Mansouri Dou El Kefel, Benabdeslem Khalid, Benkabou Seif Eddine, Chaib Souleyman, Chohri Mohamed
IEEE Trans Neural Netw Learn Syst. 2024 Jul;35(7):9871-9884. doi: 10.1109/TNNLS.2023.3237170. Epub 2024 Jul 8.
In many real-world applications, data are represented by multiple instances and simultaneously associated with multiple labels. These data are always redundant and generally contaminated by different noise levels. As a result, several machine learning models fail to achieve good classification and find an optimal mapping. Feature selection, instance selection, and label selection are three effective dimensionality reduction techniques. Nevertheless, the literature was limited to feature and/or instance selection but has, to some extent, neglected label selection, which also plays an essential role in the preprocessing step, as label noises can adversely affect the performance of the underlying learning algorithms. In this article, we propose a novel framework termed multilabel Feature Instance Label Selection (mFILS) that simultaneously performs feature, instance, and label selections in both convex and nonconvex scenarios. To the best of our knowledge, this article offers, for the first time ever, a study using the triple and simultaneous selection of features, instances, and labels based on convex and nonconvex penalties in a multilabel scenario. Experimental results are built on some known benchmark datasets to validate the effectiveness of the proposed mFILS.

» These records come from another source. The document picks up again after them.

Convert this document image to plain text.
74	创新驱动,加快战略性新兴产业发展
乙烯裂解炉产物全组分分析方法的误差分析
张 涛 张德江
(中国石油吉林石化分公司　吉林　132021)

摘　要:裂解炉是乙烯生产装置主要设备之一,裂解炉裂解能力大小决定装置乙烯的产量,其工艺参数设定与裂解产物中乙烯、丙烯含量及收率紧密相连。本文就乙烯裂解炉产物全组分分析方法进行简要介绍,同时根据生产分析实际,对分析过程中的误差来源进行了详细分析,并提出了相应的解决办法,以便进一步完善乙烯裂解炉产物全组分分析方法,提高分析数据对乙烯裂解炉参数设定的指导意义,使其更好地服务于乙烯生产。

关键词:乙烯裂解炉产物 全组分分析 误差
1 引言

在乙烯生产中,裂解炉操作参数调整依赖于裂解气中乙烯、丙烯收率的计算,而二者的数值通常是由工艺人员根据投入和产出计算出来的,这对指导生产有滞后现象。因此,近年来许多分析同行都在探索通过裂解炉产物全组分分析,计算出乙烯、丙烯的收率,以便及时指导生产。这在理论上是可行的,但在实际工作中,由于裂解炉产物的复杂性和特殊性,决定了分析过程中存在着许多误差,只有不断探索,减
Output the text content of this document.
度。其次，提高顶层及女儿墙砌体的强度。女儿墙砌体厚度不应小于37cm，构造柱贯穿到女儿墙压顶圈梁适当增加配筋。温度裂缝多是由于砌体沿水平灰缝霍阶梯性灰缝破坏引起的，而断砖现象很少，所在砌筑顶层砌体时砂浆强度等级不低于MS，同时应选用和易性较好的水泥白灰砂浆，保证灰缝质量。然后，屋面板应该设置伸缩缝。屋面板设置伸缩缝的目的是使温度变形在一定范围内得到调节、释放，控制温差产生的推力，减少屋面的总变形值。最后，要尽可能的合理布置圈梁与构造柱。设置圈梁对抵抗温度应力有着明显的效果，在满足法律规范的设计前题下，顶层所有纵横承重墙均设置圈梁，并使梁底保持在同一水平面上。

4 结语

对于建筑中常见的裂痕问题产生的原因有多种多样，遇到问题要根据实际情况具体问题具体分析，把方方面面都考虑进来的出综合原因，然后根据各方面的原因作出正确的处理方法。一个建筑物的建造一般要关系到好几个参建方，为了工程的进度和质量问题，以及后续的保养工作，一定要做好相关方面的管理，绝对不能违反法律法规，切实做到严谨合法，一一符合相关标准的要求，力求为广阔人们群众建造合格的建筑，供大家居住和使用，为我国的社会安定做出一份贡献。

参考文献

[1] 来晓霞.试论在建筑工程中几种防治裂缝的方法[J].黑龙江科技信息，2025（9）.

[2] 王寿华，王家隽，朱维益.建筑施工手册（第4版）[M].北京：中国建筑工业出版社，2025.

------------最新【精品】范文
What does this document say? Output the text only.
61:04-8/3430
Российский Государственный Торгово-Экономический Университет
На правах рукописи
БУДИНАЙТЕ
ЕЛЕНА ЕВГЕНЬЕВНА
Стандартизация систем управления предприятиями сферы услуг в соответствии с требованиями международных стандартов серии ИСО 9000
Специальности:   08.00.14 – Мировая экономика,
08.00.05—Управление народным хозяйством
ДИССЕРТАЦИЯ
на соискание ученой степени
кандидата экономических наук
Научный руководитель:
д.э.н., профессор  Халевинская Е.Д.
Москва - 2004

在许多实际应用中,数据由多个实例表示,并同时与多个标签相关联。这些数据总是冗余的,并且通常受到不同噪声水平的污染。因此,一些机器学习模型无法实现良好的分类,也无法找到最优映射。特征选择、实例选择和标签选择是三种有效的降维技术。然而,相关文献仅限于特征和/或实例选择,在某种程度上忽略了标签选择,而标签选择在预处理步骤中也起着至关重要的作用,因为标签噪声会对底层学习算法的性能产生不利影响。在本文中,我们提出了一种新颖的框架,称为多标签特征实例标签选择(mFILS),它在凸和非凸场景中同时执行特征、实例和标签选择。据我们所知,本文首次在多标签场景中基于凸和非凸惩罚对特征、实例和标签进行三重同时选择的研究。实验结果基于一些已知的基准数据集构建,以验证所提出的mFILS的有效性。